Nifedipine , a calcium channel blocker often used for cardiac disorders, has demonstrated weak evidence for utility in management of CRPS. Clonidine, which is a more common medication for pain states, is an alpha-2 adrenergic agonist and has shown no benefit in CRPS according to a systematic review .
Calcitonin , which is produced by the thyroid and is instrumental in bone growth, has been shown in several randomized controlled trials to improve pain scores in CRPS patients. However, other trials have revealed conflicting results. Bisphosphonates , another medication commonly used to treat osteoarthritis, slows bone resorption and has shown significant improvement in pain in CRPS patients. Although level 2 evidence supports the use of bisphosphonates for pain in CRPS, the effect of the drug on the symptom of osteopenia that so commonly accompanies late-stage CRPS has not been studied .

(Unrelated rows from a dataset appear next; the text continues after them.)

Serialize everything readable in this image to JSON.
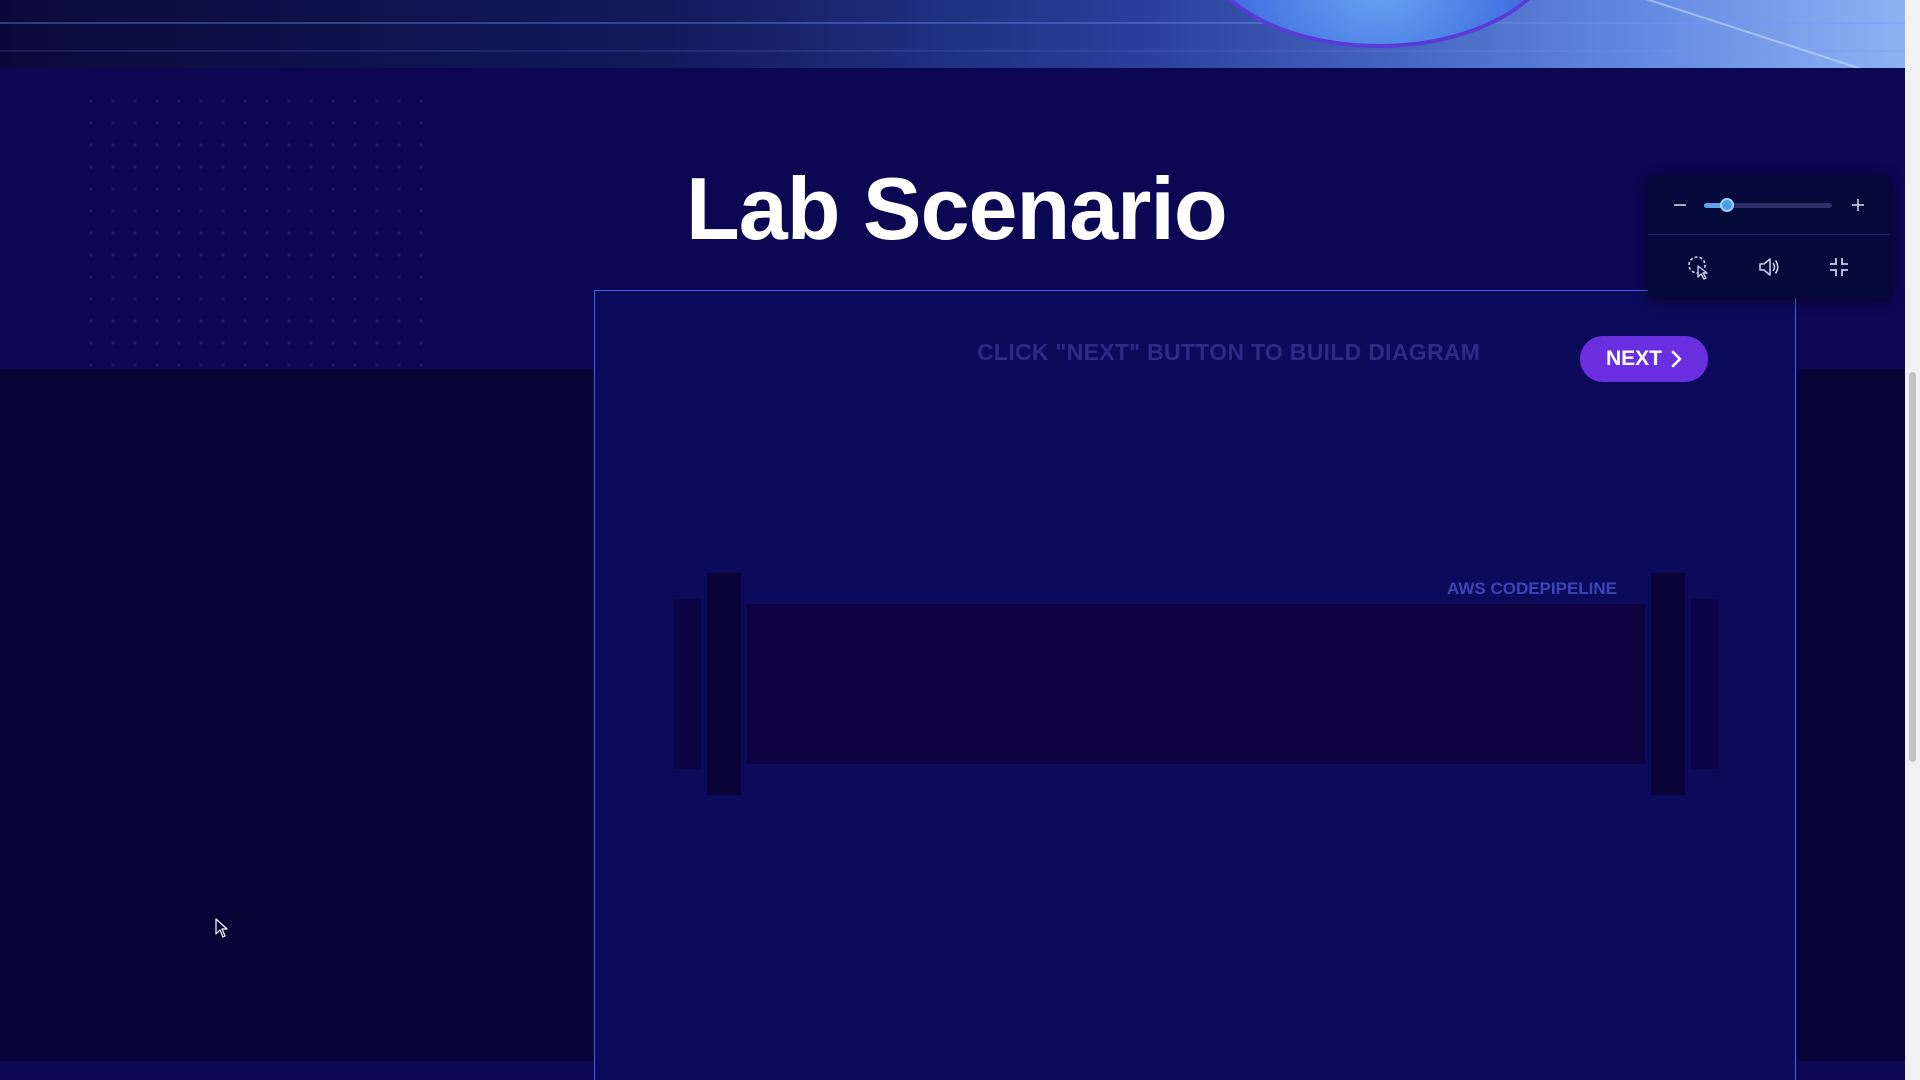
{
  "page": {
    "title": "Lab Scenario"
  },
  "diagram": {
    "instruction": "CLICK \"NEXT\" BUTTON TO BUILD DIAGRAM",
    "next_button": {
      "label": "NEXT",
      "icon": "chevron-right-icon"
    },
    "pipeline_label": "AWS CODEPIPELINE"
  },
  "media_controls": {
    "zoom_out_icon": "minus-icon",
    "zoom_in_icon": "plus-icon",
    "zoom_level": 0.18,
    "buttons": [
      {
        "icon": "cursor-highlight-icon"
      },
      {
        "icon": "volume-icon"
      },
      {
        "icon": "exit-fullscreen-icon"
      }
    ]
  },
  "scroll": {
    "position_fraction": 0.35
  },
  "colors": {
    "background": "#0b0752",
    "panel_border": "#3d62e8",
    "accent_button": "#6a2fe0",
    "title_text": "#ffffff",
    "instruction_text": "#2c2c86",
    "pipeline_label_text": "#3e44b8"
  }
}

Immunoglobulin G is a human blood product component that consists of immunomodulating peptides and antibodies that act against not only exogenous antigens but also many normal human proteins. Intravenous immunoglobulin G has been shown to decrease pain scores when administered to patients with CRPS .

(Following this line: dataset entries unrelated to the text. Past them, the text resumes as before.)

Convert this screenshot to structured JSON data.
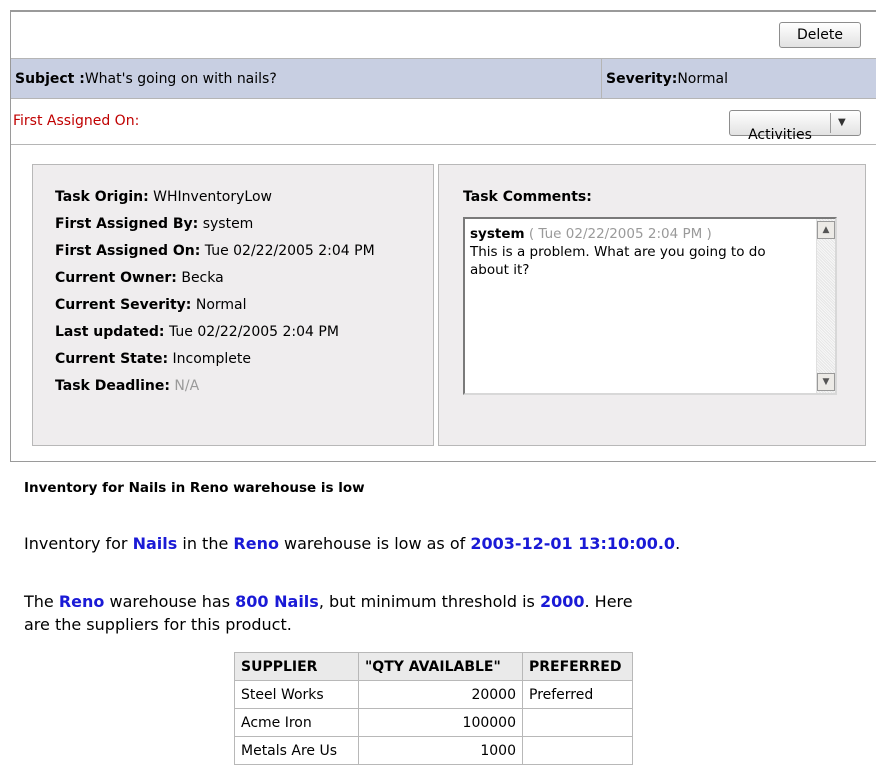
{
  "toolbar": {
    "delete_label": "Delete"
  },
  "subject": {
    "label": "Subject :",
    "value": "What's going on with nails?"
  },
  "severity": {
    "label": "Severity:",
    "value": "Normal"
  },
  "assigned": {
    "label": "First Assigned On:",
    "activities_label": "Activities"
  },
  "details": [
    {
      "label": "Task Origin:",
      "value": "WHInventoryLow"
    },
    {
      "label": "First Assigned By:",
      "value": "system"
    },
    {
      "label": "First Assigned On:",
      "value": "Tue 02/22/2005 2:04 PM"
    },
    {
      "label": "Current Owner:",
      "value": "Becka"
    },
    {
      "label": "Current Severity:",
      "value": "Normal"
    },
    {
      "label": "Last updated:",
      "value": "Tue 02/22/2005 2:04 PM"
    },
    {
      "label": "Current State:",
      "value": "Incomplete"
    },
    {
      "label": "Task Deadline:",
      "value": "N/A"
    }
  ],
  "comments": {
    "title": "Task Comments:",
    "author": "system",
    "timestamp": "( Tue 02/22/2005 2:04 PM )",
    "text": "This is a problem.  What are you going to do about it?"
  },
  "report": {
    "title": "Inventory for Nails in Reno warehouse is low",
    "p1": {
      "t1": "Inventory for ",
      "item": "Nails",
      "t2": " in the ",
      "warehouse": "Reno",
      "t3": " warehouse is low as of ",
      "date": "2003-12-01 13:10:00.0",
      "t4": "."
    },
    "p2": {
      "t1": "The ",
      "warehouse": "Reno",
      "t2": " warehouse has ",
      "qty": "800 Nails",
      "t3": ", but minimum threshold is ",
      "threshold": "2000",
      "t4": ".  Here are the suppliers for this product."
    },
    "table": {
      "headers": [
        "SUPPLIER",
        "\"QTY AVAILABLE\"",
        "PREFERRED"
      ],
      "rows": [
        [
          "Steel Works",
          "20000",
          "Preferred"
        ],
        [
          "Acme Iron",
          "100000",
          ""
        ],
        [
          "Metals Are Us",
          "1000",
          ""
        ]
      ]
    }
  },
  "colors": {
    "subject_bg": "#c8cfe2",
    "alert_label": "#c00000",
    "highlight": "#1a1ad6",
    "panel_bg": "#efedee"
  }
}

19.2.3 Stellate Ganglion Block
Fusion of the inferior cervical and first thoracic ganglia forms the stellate ganglion, which is only present in 80% of the population and provides sympathetic innervation to the upper extremities, head, and neck. With a pure stellate ganglion block, a majority of the sympathetic nerves of the upper extremity will be blocked, but anomalous pathways exist that bypass the ganglion. These pathways, known as Kuntz’s nerves , are responsible for the incomplete nature of sympathetic blockade if a pure stellate ganglion block is performed without blockade of the second and third thoracic ganglia . The stellate ganglion itself is usually 1–2.5 cm long, 1 cm wide, and 0.5 cm thick near the level of the C7 vertebrae. Although its location may vary, it is most often at the lateral border of the longus colli muscle (LCM) in the region anterior to the first rib and posterior to the vertebral vessels . Therefore, the stellate ganglion is located in close proximity to various fragile soft tissue structures, which is responsible for the increasing popularity of ultrasound guidance as compared to the blind or even fluoroscopic techniques. Vulnerable soft tissues in the vicinity of the stellate ganglion include the esophagus, recurrent laryngeal nerve, pleural space, subarachnoid and epidural spaces, thyroid artery, and vertebral artery.

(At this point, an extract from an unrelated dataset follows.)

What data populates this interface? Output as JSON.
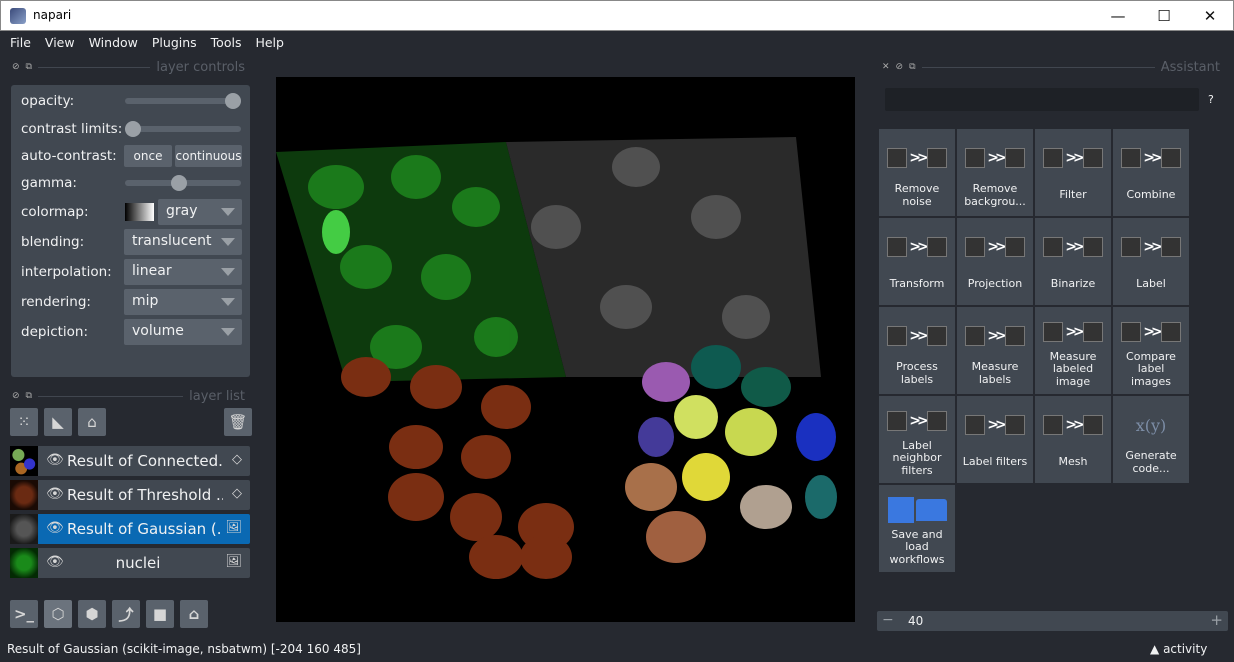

The vertebral artery consists of four segments . The first section stems from the subclavian artery and travels superiorly to the transverse foramen of the C6 vertebral body. At this point, the second segment begins and passes through the transverse foramina of C6–C2 vertebral bodies. The C2 level delineates the beginning of the third segment of the vertebral artery, which exits the C2 foramen and courses posteriorly to enter the dura at the foramen magnum. The fourth portion of the vertebral artery is entirely intracranial and spans from the foramen magnum to the basilar artery, where it joins the contralateral vertebral artery . SGB requires needle manipulation in a position that is very near in the second segment of the vertebral artery. As this artery has wide anatomic variability, the distribution of stroke symptoms may differ for any patient that suffers an injury. However, the insult may fall into two broad categories: (1) CNS toxicity from direct injection of local anesthetic to the blood supply or (2) vertebral injury/spasm causing decreased blood flow to critical central nervous system structures.